La stanchezza tra israeliani e palestinesi per un conflitto lungo 75 anni

Coltivare la speranza
e credere nella pace soprattutto
in un tempo di crisi

epa10960968 Family members taking part in lighting 1,400 memorial candles in memory of the victims, ...
11 novembre 2023

Nella preghiera per la pace dell’altra sera a Gerusalemme il cardinale Pizzaballa ha ricordato come il tratto distintivo del cristiano sia quello di sopravanzare la lamentazione della sofferenza con la coltivazione della speranza. Anche quando la speranza è offuscata dalle nubi del male, dell’incomprensione, della violenza, della guerra. Non è soltanto un esercizio di carità degli uomini di buona volontà velato dall’utopia che ci conforta e ci sostiene. La speranza è un atteggiamento che si esprime concretamente nella durezza della realtà.

La speranza germina sempre dalla crisi. Che non va rimossa ma accolta, come ci ricorda Papa Francesco. Così accade anche nella realtà della politica. Così anche nella realtà del conflitto israelo-palestinese. Alla guerra di Yom Kippur seguì la pace con l’Egitto. Alla prima Intifada seguirono gli accordi di Oslo.

Perché la guerra mostra a tutti le proprie fragilità. Anche a chi la vince.

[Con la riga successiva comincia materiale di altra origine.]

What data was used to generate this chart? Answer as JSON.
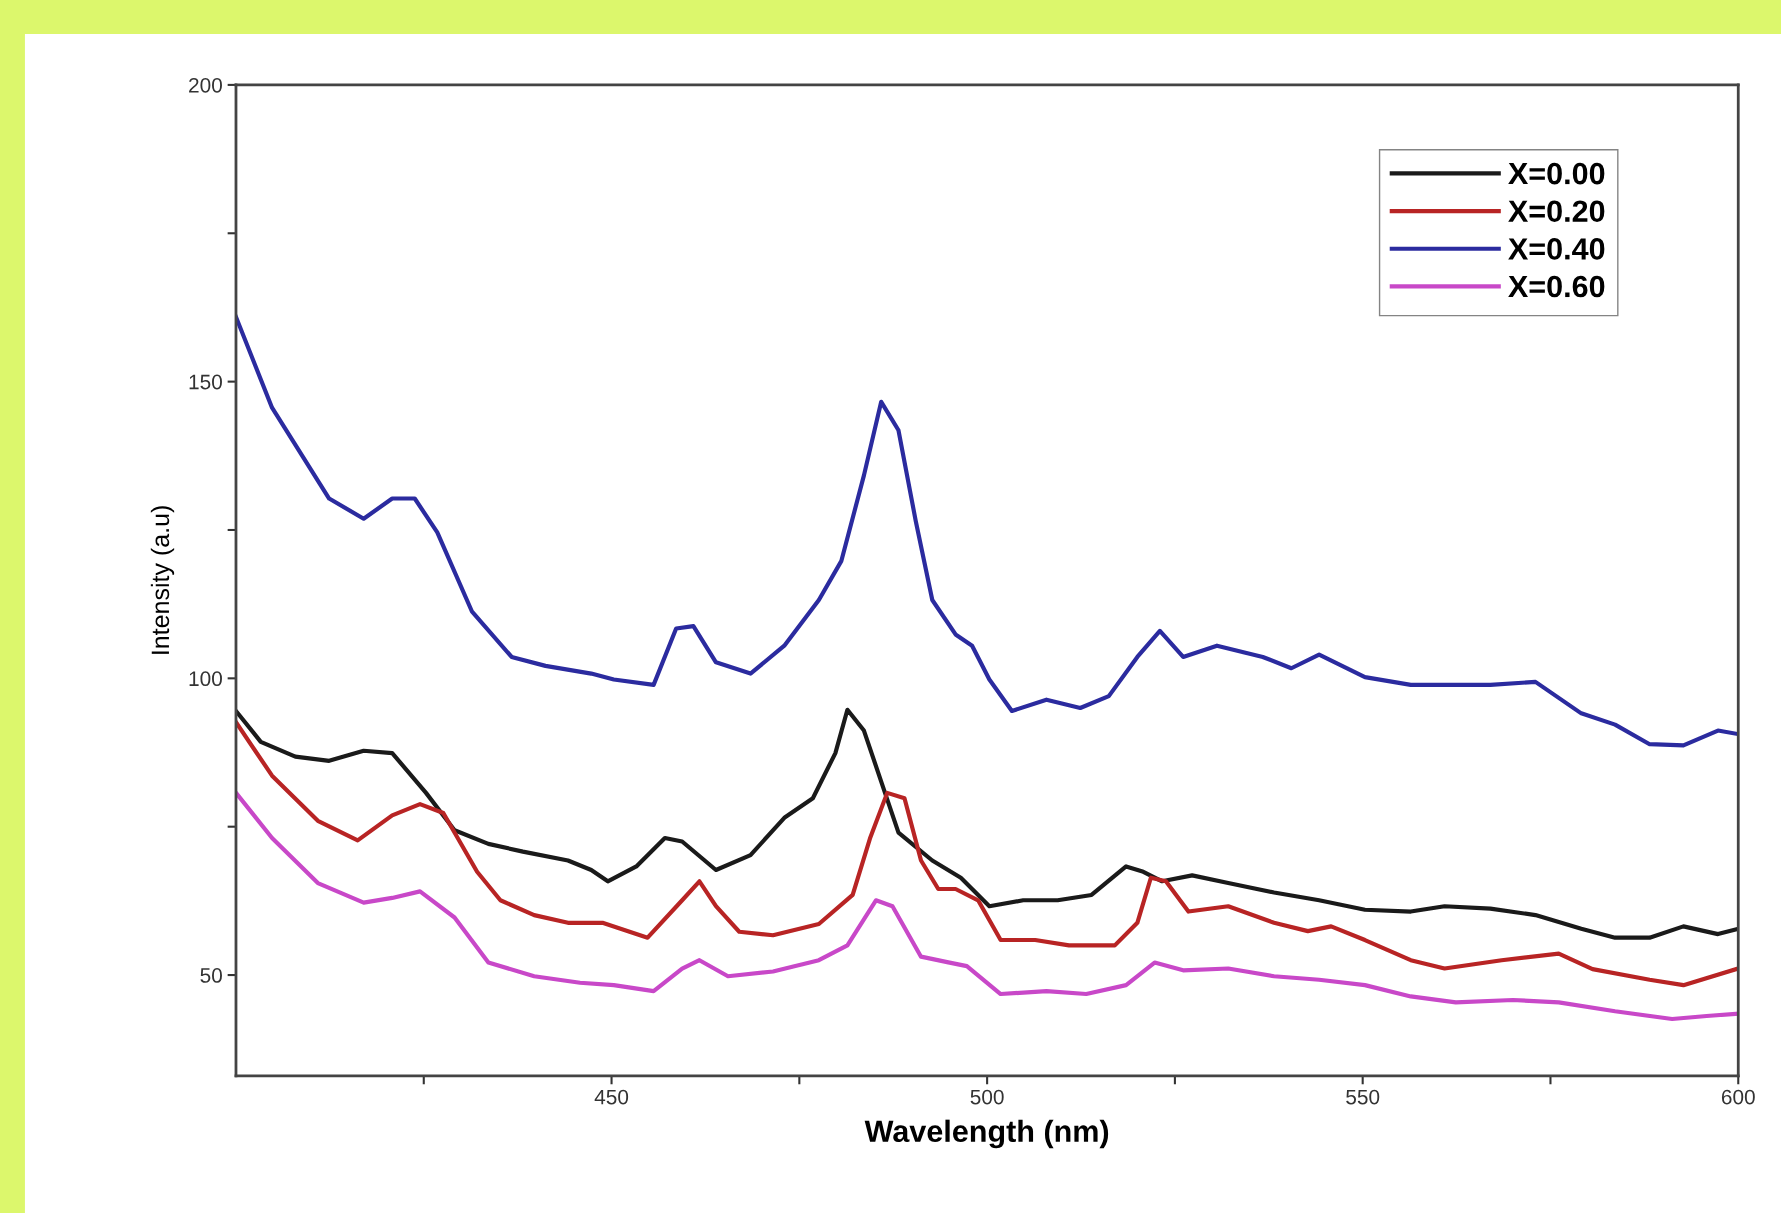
{
  "chart_data": {
    "type": "line",
    "xlabel": "Wavelength (nm)",
    "ylabel": "Intensity (a.u)",
    "xlim": [
      400,
      600
    ],
    "ylim": [
      33,
      200
    ],
    "xticks": [
      {
        "value": 425,
        "label": null
      },
      450,
      {
        "value": 475,
        "label": null
      },
      500,
      {
        "value": 525,
        "label": null
      },
      550,
      {
        "value": 575,
        "label": null
      },
      600
    ],
    "yticks": [
      50,
      {
        "value": 75,
        "label": null
      },
      100,
      {
        "value": 125,
        "label": null
      },
      150,
      {
        "value": 175,
        "label": null
      },
      200
    ],
    "legend": "top right",
    "grid": false,
    "line_style": "solid",
    "marker": "none",
    "series": [
      {
        "name": "X=0.00",
        "color": "#1a1a1a",
        "x": [
          400,
          403.3,
          407.9,
          412.4,
          417,
          420.8,
          425.3,
          429.1,
          433.6,
          438.2,
          444.2,
          447.3,
          449.5,
          453.3,
          457.1,
          459.4,
          463.9,
          468.5,
          473,
          476.8,
          479.8,
          481.4,
          483.6,
          485.9,
          488.2,
          492.7,
          496.5,
          500.3,
          504.8,
          509.4,
          513.9,
          518.5,
          520.8,
          523.3,
          527.3,
          532.1,
          538.2,
          544.2,
          550.3,
          556.4,
          560.9,
          567,
          573,
          579.1,
          583.6,
          588.2,
          592.7,
          597.3,
          600
        ],
        "values": [
          94.5,
          89.3,
          86.8,
          86.1,
          87.8,
          87.4,
          80.7,
          74.4,
          72.1,
          70.8,
          69.3,
          67.7,
          65.8,
          68.3,
          73.1,
          72.5,
          67.7,
          70.2,
          76.5,
          79.8,
          87.4,
          94.7,
          91.2,
          82.6,
          74.0,
          69.3,
          66.4,
          61.6,
          62.6,
          62.6,
          63.5,
          68.3,
          67.4,
          65.8,
          66.8,
          65.5,
          63.9,
          62.6,
          61.0,
          60.7,
          61.6,
          61.2,
          60.1,
          57.8,
          56.3,
          56.3,
          58.2,
          56.9,
          57.8
        ]
      },
      {
        "name": "X=0.20",
        "color": "#b82424",
        "x": [
          400,
          404.8,
          410.9,
          416.2,
          420.8,
          424.5,
          427.6,
          432.1,
          435.2,
          439.7,
          444.2,
          448.8,
          454.8,
          459.4,
          461.7,
          463.9,
          467,
          471.5,
          477.6,
          482.1,
          484.4,
          486.7,
          489,
          491.2,
          493.5,
          495.8,
          498.8,
          501.8,
          506.4,
          510.9,
          517,
          520,
          521.8,
          523.8,
          526.8,
          532.1,
          538.2,
          542.7,
          545.8,
          550.3,
          556.4,
          560.9,
          568.5,
          576.1,
          580.6,
          588.2,
          592.7,
          600
        ],
        "values": [
          92.6,
          83.6,
          76.0,
          72.7,
          76.9,
          78.8,
          77.3,
          67.4,
          62.6,
          60.1,
          58.8,
          58.8,
          56.3,
          62.6,
          65.8,
          61.6,
          57.3,
          56.7,
          58.6,
          63.5,
          73.0,
          80.7,
          79.8,
          69.3,
          64.5,
          64.5,
          62.6,
          55.9,
          55.9,
          55.0,
          55.0,
          58.8,
          66.4,
          65.8,
          60.7,
          61.6,
          58.8,
          57.4,
          58.2,
          55.9,
          52.5,
          51.1,
          52.5,
          53.6,
          51.0,
          49.2,
          48.3,
          51.1
        ]
      },
      {
        "name": "X=0.40",
        "color": "#2b2b9f",
        "x": [
          400,
          404.8,
          412.4,
          417,
          420.8,
          423.8,
          426.8,
          431.4,
          436.7,
          441.2,
          447.3,
          450.3,
          455.6,
          458.6,
          460.9,
          463.9,
          468.5,
          473,
          477.6,
          480.6,
          483.6,
          485.9,
          488.2,
          490.5,
          492.7,
          495.8,
          498,
          500.3,
          503.3,
          507.9,
          512.4,
          516.2,
          520,
          523,
          526.1,
          530.6,
          536.7,
          540.5,
          544.2,
          550.3,
          556.4,
          560.9,
          567,
          573,
          579.1,
          583.6,
          588.2,
          592.7,
          597.3,
          600
        ],
        "values": [
          160.9,
          145.6,
          130.3,
          126.9,
          130.3,
          130.3,
          124.6,
          111.3,
          103.6,
          102.1,
          100.8,
          99.8,
          98.9,
          108.4,
          108.8,
          102.7,
          100.8,
          105.5,
          113.2,
          119.8,
          134.2,
          146.6,
          141.8,
          126.5,
          113.2,
          107.4,
          105.5,
          99.8,
          94.5,
          96.4,
          95.0,
          97.0,
          103.6,
          108.0,
          103.6,
          105.5,
          103.6,
          101.7,
          104.0,
          100.2,
          98.9,
          98.9,
          98.9,
          99.4,
          94.1,
          92.2,
          88.9,
          88.7,
          91.2,
          90.6
        ]
      },
      {
        "name": "X=0.60",
        "color": "#c848c8",
        "x": [
          400,
          404.8,
          410.9,
          417,
          420.8,
          424.5,
          429.1,
          433.6,
          439.7,
          445.8,
          450.3,
          455.6,
          459.4,
          461.7,
          465.5,
          471.5,
          477.6,
          481.4,
          485.2,
          487.4,
          491.2,
          495,
          497.3,
          501.8,
          507.9,
          513.2,
          518.5,
          522.3,
          526.1,
          532.1,
          538.2,
          544.2,
          550.3,
          556.4,
          562.4,
          570,
          576.1,
          583.6,
          591.2,
          595.8,
          600
        ],
        "values": [
          80.7,
          73.1,
          65.5,
          62.2,
          63.0,
          64.1,
          59.7,
          52.1,
          49.8,
          48.7,
          48.3,
          47.3,
          51.1,
          52.5,
          49.8,
          50.6,
          52.5,
          55.0,
          62.6,
          61.6,
          53.1,
          52.1,
          51.5,
          46.8,
          47.3,
          46.8,
          48.3,
          52.1,
          50.8,
          51.1,
          49.8,
          49.2,
          48.3,
          46.4,
          45.4,
          45.8,
          45.4,
          43.9,
          42.6,
          43.1,
          43.5
        ]
      }
    ]
  }
}
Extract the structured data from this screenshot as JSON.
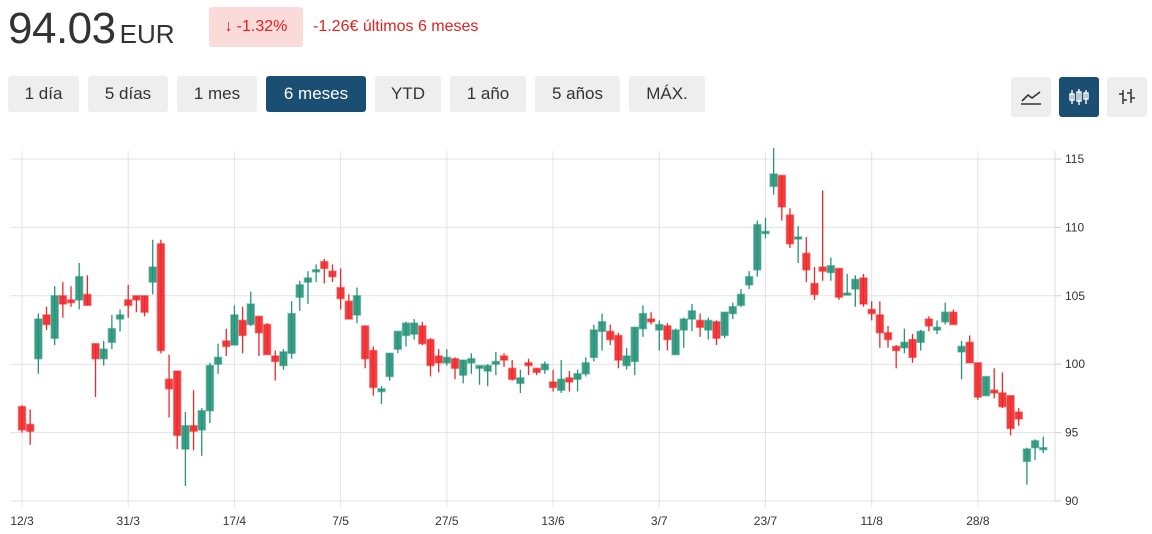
{
  "header": {
    "price": "94.03",
    "currency": "EUR",
    "badge_icon": "arrow-down-icon",
    "badge_text": "-1.32%",
    "change_text": "-1.26€ últimos 6 meses",
    "down_color": "#e0211f"
  },
  "ranges": [
    {
      "label": "1 día"
    },
    {
      "label": "5 días"
    },
    {
      "label": "1 mes"
    },
    {
      "label": "6 meses",
      "active": true
    },
    {
      "label": "YTD"
    },
    {
      "label": "1 año"
    },
    {
      "label": "5 años"
    },
    {
      "label": "MÁX."
    }
  ],
  "chart_types": [
    {
      "name": "line-chart-icon"
    },
    {
      "name": "candlestick-chart-icon",
      "active": true
    },
    {
      "name": "ohlc-chart-icon"
    }
  ],
  "chart_data": {
    "type": "candlestick",
    "up_color": "#26937a",
    "down_color": "#f0282a",
    "ylim": [
      90,
      115
    ],
    "yticks": [
      90,
      95,
      100,
      105,
      110,
      115
    ],
    "grid": true,
    "xticks": [
      {
        "label": "12/3",
        "index": 0
      },
      {
        "label": "31/3",
        "index": 13
      },
      {
        "label": "17/4",
        "index": 26
      },
      {
        "label": "7/5",
        "index": 39
      },
      {
        "label": "27/5",
        "index": 52
      },
      {
        "label": "13/6",
        "index": 65
      },
      {
        "label": "3/7",
        "index": 78
      },
      {
        "label": "23/7",
        "index": 91
      },
      {
        "label": "11/8",
        "index": 104
      },
      {
        "label": "28/8",
        "index": 117
      }
    ],
    "ohlc": [
      [
        96.9,
        97.0,
        95.0,
        95.2
      ],
      [
        95.6,
        96.7,
        94.1,
        95.1
      ],
      [
        100.4,
        103.7,
        99.3,
        103.3
      ],
      [
        103.6,
        104.2,
        102.5,
        102.9
      ],
      [
        101.9,
        105.7,
        101.4,
        105.0
      ],
      [
        105.0,
        106.0,
        103.4,
        104.4
      ],
      [
        104.7,
        105.7,
        104.2,
        104.5
      ],
      [
        104.7,
        107.4,
        104.0,
        106.4
      ],
      [
        105.1,
        106.5,
        104.3,
        104.3
      ],
      [
        101.5,
        101.5,
        97.6,
        100.4
      ],
      [
        100.4,
        101.7,
        99.9,
        101.1
      ],
      [
        101.6,
        103.6,
        101.1,
        102.6
      ],
      [
        103.3,
        104.0,
        102.4,
        103.6
      ],
      [
        104.7,
        105.8,
        103.4,
        104.3
      ],
      [
        105.0,
        105.0,
        103.8,
        104.7
      ],
      [
        105.0,
        105.0,
        103.5,
        103.8
      ],
      [
        106.0,
        109.1,
        105.1,
        107.1
      ],
      [
        108.8,
        109.1,
        100.8,
        101.0
      ],
      [
        98.9,
        100.7,
        96.1,
        98.2
      ],
      [
        99.5,
        99.5,
        93.8,
        94.8
      ],
      [
        93.8,
        96.5,
        91.1,
        95.5
      ],
      [
        95.5,
        98.1,
        93.7,
        95.1
      ],
      [
        95.2,
        96.8,
        93.3,
        96.6
      ],
      [
        96.6,
        100.1,
        95.7,
        99.9
      ],
      [
        100.0,
        101.5,
        99.3,
        100.5
      ],
      [
        101.7,
        102.6,
        100.6,
        101.3
      ],
      [
        101.4,
        104.3,
        101.4,
        103.6
      ],
      [
        103.2,
        104.2,
        100.8,
        102.1
      ],
      [
        102.9,
        105.3,
        102.8,
        104.4
      ],
      [
        103.5,
        103.5,
        100.6,
        102.3
      ],
      [
        102.9,
        103.0,
        100.7,
        100.7
      ],
      [
        100.6,
        101.0,
        98.8,
        100.2
      ],
      [
        99.9,
        101.1,
        99.6,
        100.9
      ],
      [
        100.8,
        104.6,
        100.4,
        103.7
      ],
      [
        104.9,
        106.1,
        103.9,
        105.8
      ],
      [
        106.0,
        106.8,
        104.4,
        106.3
      ],
      [
        106.8,
        107.3,
        106.0,
        106.9
      ],
      [
        107.5,
        107.7,
        105.9,
        107.0
      ],
      [
        106.8,
        107.3,
        106.0,
        106.4
      ],
      [
        105.6,
        107.0,
        104.0,
        104.8
      ],
      [
        104.6,
        105.1,
        103.3,
        103.3
      ],
      [
        103.6,
        105.6,
        103.0,
        105.0
      ],
      [
        102.8,
        102.8,
        99.7,
        100.4
      ],
      [
        101.0,
        101.3,
        97.7,
        98.3
      ],
      [
        98.0,
        98.4,
        97.1,
        98.2
      ],
      [
        99.1,
        100.8,
        98.8,
        100.8
      ],
      [
        101.1,
        102.4,
        100.8,
        102.4
      ],
      [
        102.1,
        103.1,
        101.3,
        103.0
      ],
      [
        102.2,
        103.3,
        101.8,
        103.0
      ],
      [
        102.8,
        103.1,
        101.4,
        101.5
      ],
      [
        101.8,
        101.9,
        99.1,
        99.9
      ],
      [
        100.6,
        101.1,
        99.4,
        100.1
      ],
      [
        100.1,
        101.1,
        99.9,
        100.5
      ],
      [
        100.4,
        100.5,
        98.9,
        99.7
      ],
      [
        99.2,
        100.3,
        98.6,
        100.3
      ],
      [
        100.1,
        100.8,
        99.3,
        100.4
      ],
      [
        99.7,
        99.9,
        98.5,
        99.9
      ],
      [
        99.5,
        100.0,
        98.4,
        99.9
      ],
      [
        100.0,
        100.9,
        99.2,
        100.2
      ],
      [
        100.6,
        100.8,
        99.8,
        100.3
      ],
      [
        99.7,
        100.3,
        98.8,
        98.9
      ],
      [
        98.6,
        99.6,
        97.9,
        99.0
      ],
      [
        100.1,
        100.4,
        99.2,
        99.9
      ],
      [
        99.7,
        99.7,
        99.2,
        99.4
      ],
      [
        99.6,
        100.2,
        99.3,
        100.0
      ],
      [
        98.7,
        99.6,
        98.0,
        98.3
      ],
      [
        98.1,
        100.3,
        97.9,
        98.9
      ],
      [
        99.0,
        99.5,
        98.0,
        98.7
      ],
      [
        98.9,
        99.6,
        98.0,
        99.3
      ],
      [
        99.3,
        100.5,
        99.1,
        100.1
      ],
      [
        100.5,
        102.9,
        100.2,
        102.5
      ],
      [
        102.4,
        103.7,
        101.0,
        103.1
      ],
      [
        102.4,
        102.9,
        101.4,
        101.8
      ],
      [
        102.1,
        102.3,
        99.7,
        100.3
      ],
      [
        99.9,
        101.2,
        99.6,
        100.6
      ],
      [
        100.2,
        102.7,
        99.2,
        102.7
      ],
      [
        102.6,
        104.3,
        102.0,
        103.7
      ],
      [
        103.3,
        103.8,
        102.9,
        103.1
      ],
      [
        102.5,
        103.2,
        101.0,
        102.9
      ],
      [
        102.8,
        103.0,
        101.0,
        101.8
      ],
      [
        100.7,
        102.6,
        100.7,
        102.5
      ],
      [
        102.5,
        103.4,
        101.2,
        103.3
      ],
      [
        103.3,
        104.4,
        102.4,
        103.9
      ],
      [
        103.2,
        103.7,
        102.0,
        102.7
      ],
      [
        102.5,
        103.4,
        101.8,
        103.2
      ],
      [
        103.1,
        103.2,
        101.4,
        101.9
      ],
      [
        102.1,
        103.8,
        101.9,
        103.8
      ],
      [
        103.7,
        104.5,
        103.3,
        104.2
      ],
      [
        104.3,
        105.5,
        104.2,
        105.1
      ],
      [
        105.8,
        106.8,
        105.5,
        106.4
      ],
      [
        106.9,
        110.5,
        106.4,
        110.2
      ],
      [
        109.6,
        110.7,
        109.2,
        109.7
      ],
      [
        113.0,
        115.8,
        112.4,
        113.9
      ],
      [
        113.8,
        113.8,
        110.5,
        111.5
      ],
      [
        110.9,
        111.4,
        108.5,
        108.8
      ],
      [
        109.2,
        110.1,
        107.4,
        109.3
      ],
      [
        108.1,
        109.3,
        106.0,
        106.9
      ],
      [
        105.9,
        107.1,
        104.7,
        105.1
      ],
      [
        107.1,
        112.7,
        106.1,
        106.8
      ],
      [
        106.7,
        107.8,
        106.1,
        107.2
      ],
      [
        107.0,
        107.0,
        104.7,
        104.9
      ],
      [
        105.1,
        106.6,
        105.1,
        105.2
      ],
      [
        105.5,
        106.5,
        104.2,
        106.2
      ],
      [
        106.3,
        106.6,
        104.2,
        104.4
      ],
      [
        104.0,
        104.6,
        103.2,
        103.7
      ],
      [
        103.6,
        104.6,
        101.2,
        102.3
      ],
      [
        102.3,
        102.8,
        101.2,
        101.8
      ],
      [
        101.3,
        101.4,
        99.7,
        101.0
      ],
      [
        101.2,
        102.6,
        100.8,
        101.6
      ],
      [
        101.8,
        102.2,
        100.1,
        100.5
      ],
      [
        101.6,
        102.5,
        101.0,
        102.4
      ],
      [
        103.3,
        103.5,
        102.4,
        102.8
      ],
      [
        102.5,
        103.2,
        102.2,
        102.7
      ],
      [
        103.1,
        104.5,
        102.9,
        103.8
      ],
      [
        103.8,
        104.0,
        102.9,
        102.9
      ],
      [
        100.9,
        101.7,
        98.9,
        101.3
      ],
      [
        101.6,
        102.1,
        100.1,
        100.1
      ],
      [
        100.1,
        100.1,
        97.4,
        97.6
      ],
      [
        97.7,
        99.1,
        97.7,
        99.1
      ],
      [
        98.1,
        99.7,
        97.5,
        97.9
      ],
      [
        97.9,
        99.4,
        96.8,
        96.9
      ],
      [
        97.7,
        97.7,
        94.8,
        95.3
      ],
      [
        96.5,
        96.8,
        95.5,
        96.0
      ],
      [
        92.9,
        93.9,
        91.2,
        93.8
      ],
      [
        93.9,
        94.5,
        93.0,
        94.4
      ],
      [
        93.8,
        94.7,
        93.5,
        93.9
      ]
    ]
  }
}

Così è anche per l’orrore del 7 ottobre. Le “vittorie” reclamate poi sul terreno militare dall’uno e dall’altro non riescono a nascondere la debolezza che alberga nei due campi. Debolezza che si esprime soprattutto nella stanchezza. I due popoli sono stanchi. Stanchi di una guerra che quest’anno celebra il suo 75° anniversario. Stanchi gli israeliani di vivere in un paese che vede ogni giorno le sue grandi potenzialità limitate da un’instabilità permanente. Stanchi i palestinesi di vivere una situazione insostenibile di privazione della libertà di movimento, di angherie e di soprusi. Una stanchezza palpabile in ogni conversazione nelle strade di Gerusalemme. Forse l’ipotesi dei due Stati, come sola risposta possibile a questa stanchezza, paradossalmente non è mai stata così vicina come oggi. Non è cosa di domani, né di dopodomani; perché non può darsi come vittoria di chi ha scatenato questa guerra. Ma in entrambe le società (meno nei politici che le rappresentano) cresce un’insofferenza al presente che può avviare una pacificazione definitiva. «Dobbiamo imparare a rispettare ed onorare il dolore altrui, noi il loro e loro il nostro» ha detto ieri Rachel Golberg Polin, la madre del giovane Hersh ostaggio a Gaza da 35 giorni. Non è utopia. È speranza.